At 12.30pm, the FBM KLCI fell 5.8 points to 1,513.84. The index had earlier risen to a high of 1,533.05.

Losers edged gainers by 373 to 335, while 754 counters traded unchanged. Trading volume was 6.34 billion shares valued at RM2.61 billion.

The top losers included Malaysian Pacific Industries Bhd, PPB, Malaysia Airports Holdings Bhd, Petronas Dagangan Bhd, Carlsberg Brewery Malaysia Bhd, Tenaga Nasional, Hong Leong Financial Group Bhd, Time dotCom Bhd and Nestle (M) Bhd.

The actively traded stocks included AT Systematization Bhd, Lambo Group Bhd, Pegasus Heights Bhd, XOX Bhd, Sapura Energy Bhd, Kanger International Bhd and GD Express Carrier Bhd.

The gainers included Dutch Lady Milk Industries Bhd, British American Tobacco (M) Bhd, ViTrox Corp Bhd, Latitude Tree Holdings Bhd, Panasonic Manufacturing Malaysia Bhd, Kumpulan Powernet Bhd, Fraser & Neave Holdings Bhd and Ajinomoto (M) Bhd.

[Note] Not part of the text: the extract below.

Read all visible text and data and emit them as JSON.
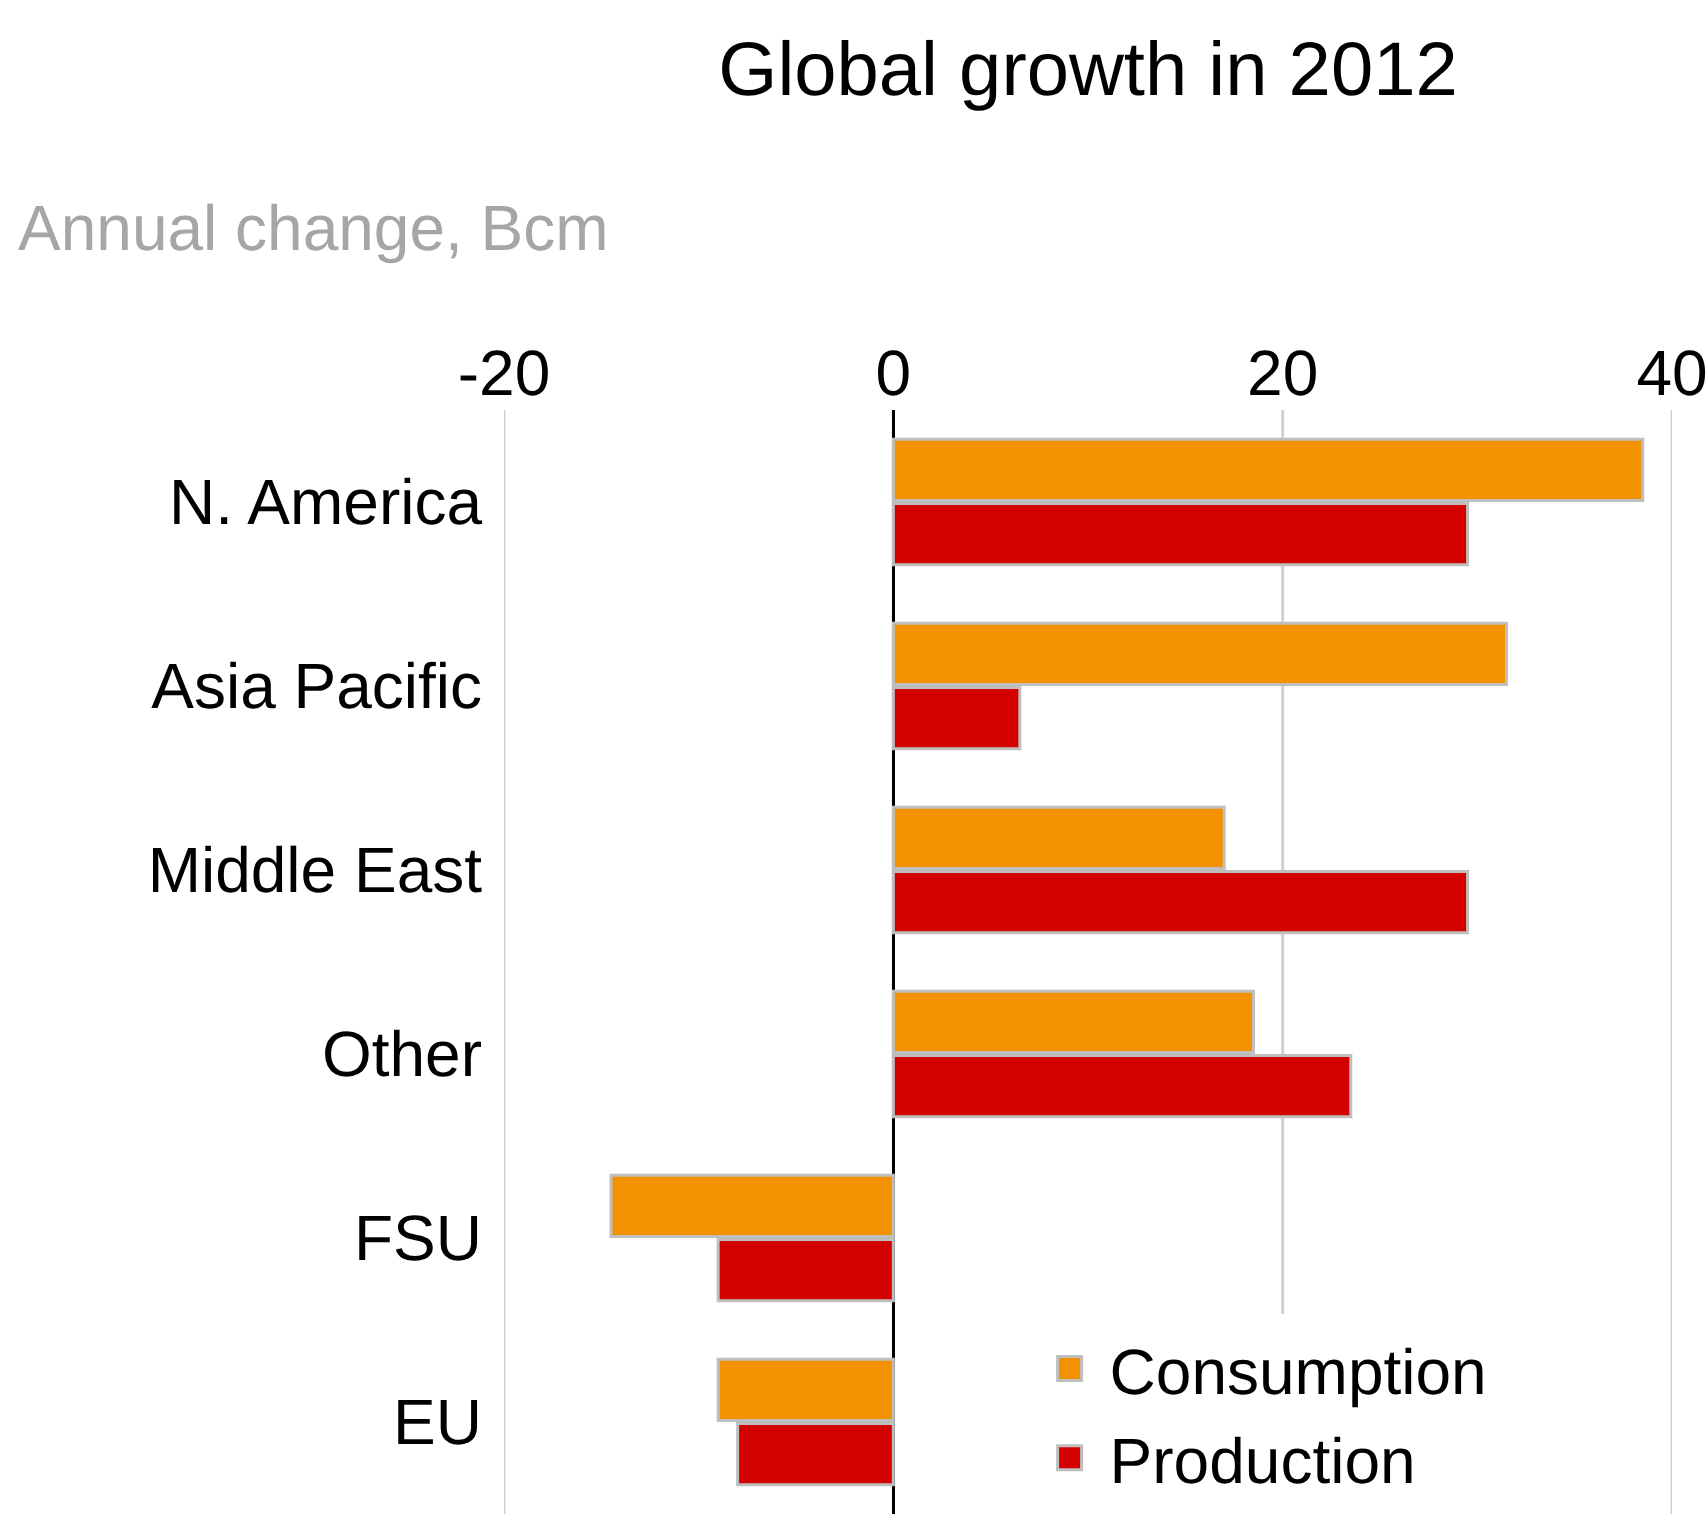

Reuters said shares surged, oil prices jumped and the US dollar stayed weak on Monday as expectations of fewer regulatory changes and more monetary stimulus under US president-elect Joe Biden supported risk appetite.

The Democratic candidate's victory at the US presidential election was largely priced-in by markets, which had been trading with the view of a Biden presidency and a Republican-controlled US Senate since last week, it said.

Hong Leong IB (HLIB) Research said the Biden presidency, which is viewed as moderate and less confrontational, and a stimulative Budget 2021 are likely to keep the Malaysian market in celebration mode but concerns about the economic impact from rising number of areas under CMCO and ongoing November results season may restrict further rally.

It said weekly supports are pegged at 1,500-1,489-1,474 whilst resistances are situated near 1,535-1,541-1,555 levels.

Sector-wise, HLIB reiterated its "overweight" rating on the glove sector, given its strong earnings prospects as it is a key beneficiary of the robust global demand owing to Covid-19.

“Moreover, in the absence of a widely-speculated windfall tax on the sector and with the removal of this major overhang, the sector is ripe for a further rebound in the short term,” it said.